The challenge to bounce back after losing a World Championship qualifier match is immense, but that's exactly what Kumagai had done - and Depraz showed the same resilience. He beat Magni and landed both Kumagai and Depraz in a familiar spot: playing for the World Championship. This time, there would be no second chances.

The final match showed off some of Standard's most engaging gameplay, as two very different decks faced off with Worlds on the line. While Kumagai tried to get a mutate chain going on a Vadrok, Apex of Thunder, Depraz was able to hang behind countermagic and flash creatures, playing Rogues to perfection to take the first game.

But Kumagai wasn't going out quietly.

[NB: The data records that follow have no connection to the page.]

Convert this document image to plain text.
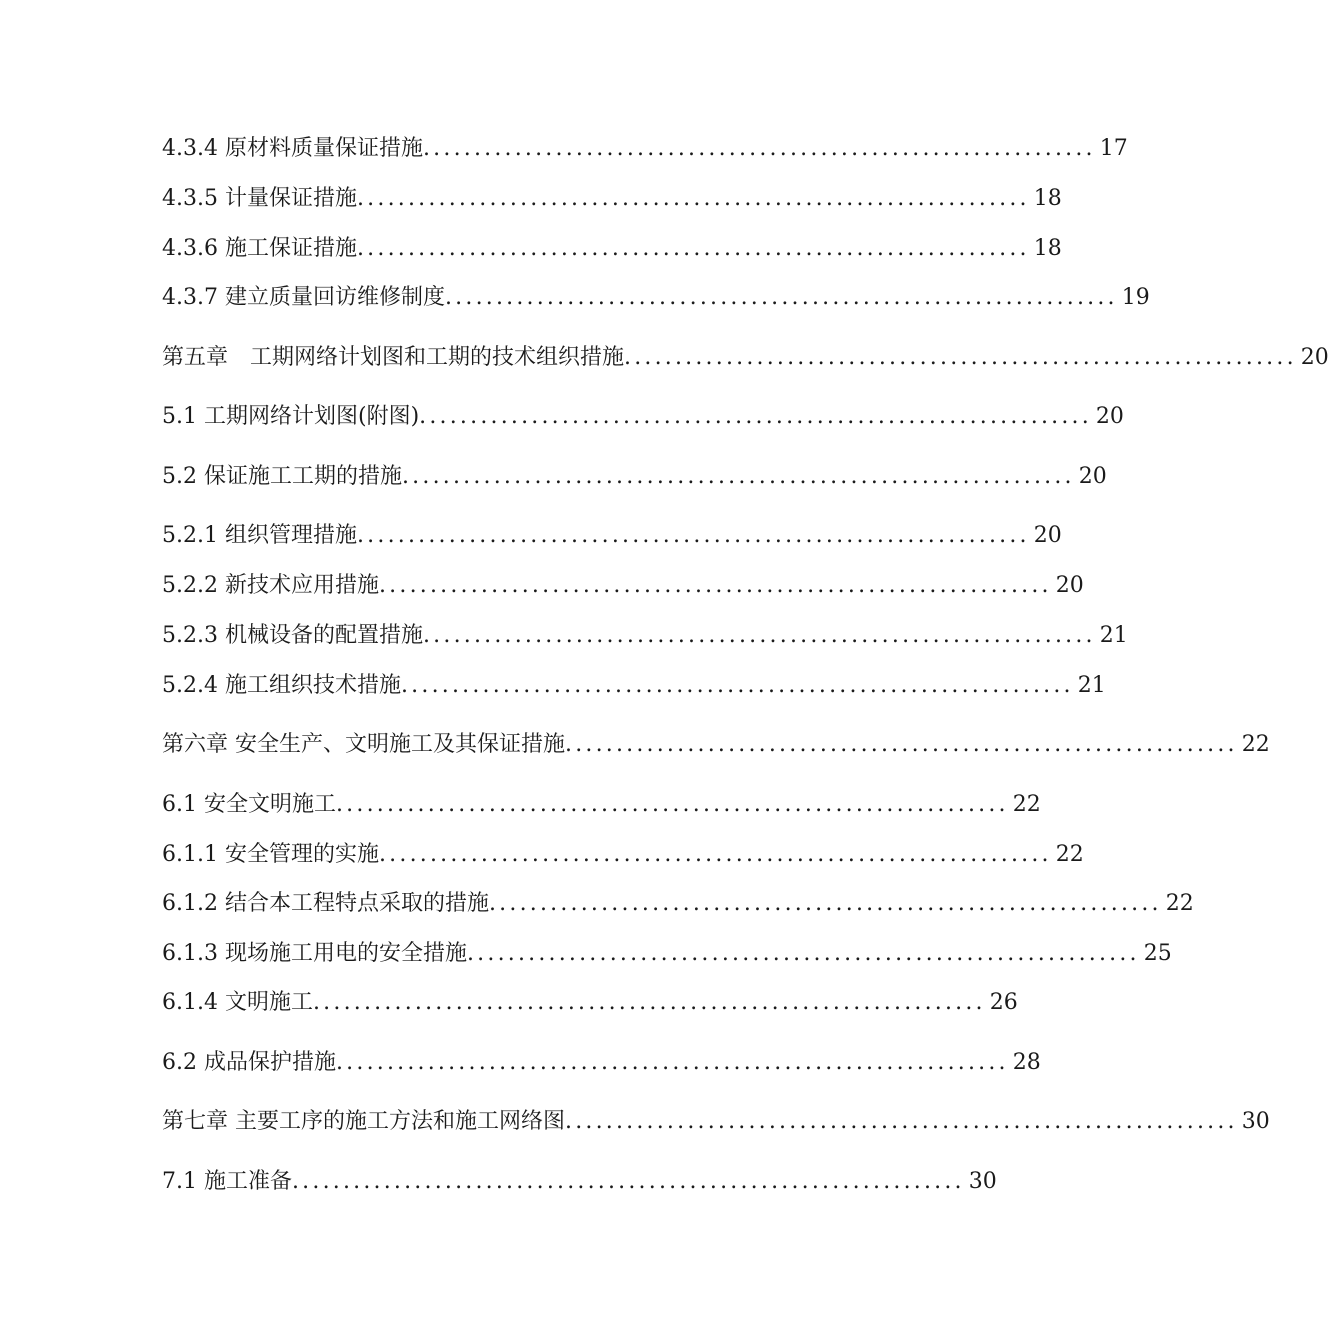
4.3.4 原材料质量保证措施 .................................................................. 17
4.3.5 计量保证措施 .................................................................. 18
4.3.6 施工保证措施 .................................................................. 18
4.3.7 建立质量回访维修制度 .................................................................. 19
第五章　工期网络计划图和工期的技术组织措施 .................................................................. 20
5.1 工期网络计划图(附图) .................................................................. 20
5.2 保证施工工期的措施 .................................................................. 20
5.2.1 组织管理措施 .................................................................. 20
5.2.2 新技术应用措施 .................................................................. 20
5.2.3 机械设备的配置措施 .................................................................. 21
5.2.4 施工组织技术措施 .................................................................. 21
第六章 安全生产、文明施工及其保证措施 .................................................................. 22
6.1 安全文明施工 .................................................................. 22
6.1.1 安全管理的实施 .................................................................. 22
6.1.2 结合本工程特点采取的措施 .................................................................. 22
6.1.3 现场施工用电的安全措施 .................................................................. 25
6.1.4 文明施工 .................................................................. 26
6.2 成品保护措施 .................................................................. 28
第七章 主要工序的施工方法和施工网络图 .................................................................. 30
7.1 施工准备 .................................................................. 30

He fought back to win the second game, forcing a decider. And in that final match it was an absolutely ideal start for Depraz's Rogues: a pair Thieves' Guild Enforcer to start attacking while keeping up Drown in the Loch countermagic to keep Kumagai from ever getting off the ground. It was exactly the kind of game Depraz needed to upset the Jeskai Mutate deck, and it sent him to the World Championship as the final MPL qualifier.

Looking Ahead

There's one more day left of Gauntlet play, and one more World Championship competitor to name. The Rivals Gauntlet returns at 9 a.m. PST Sunday, with the legendary Kai Budde having already locked up a Top 8 berth with a perfect run of Friday. That means there's seven Top 8 spots left to go, who will then battle it out for the single seat left at Magic World Championship XXVII.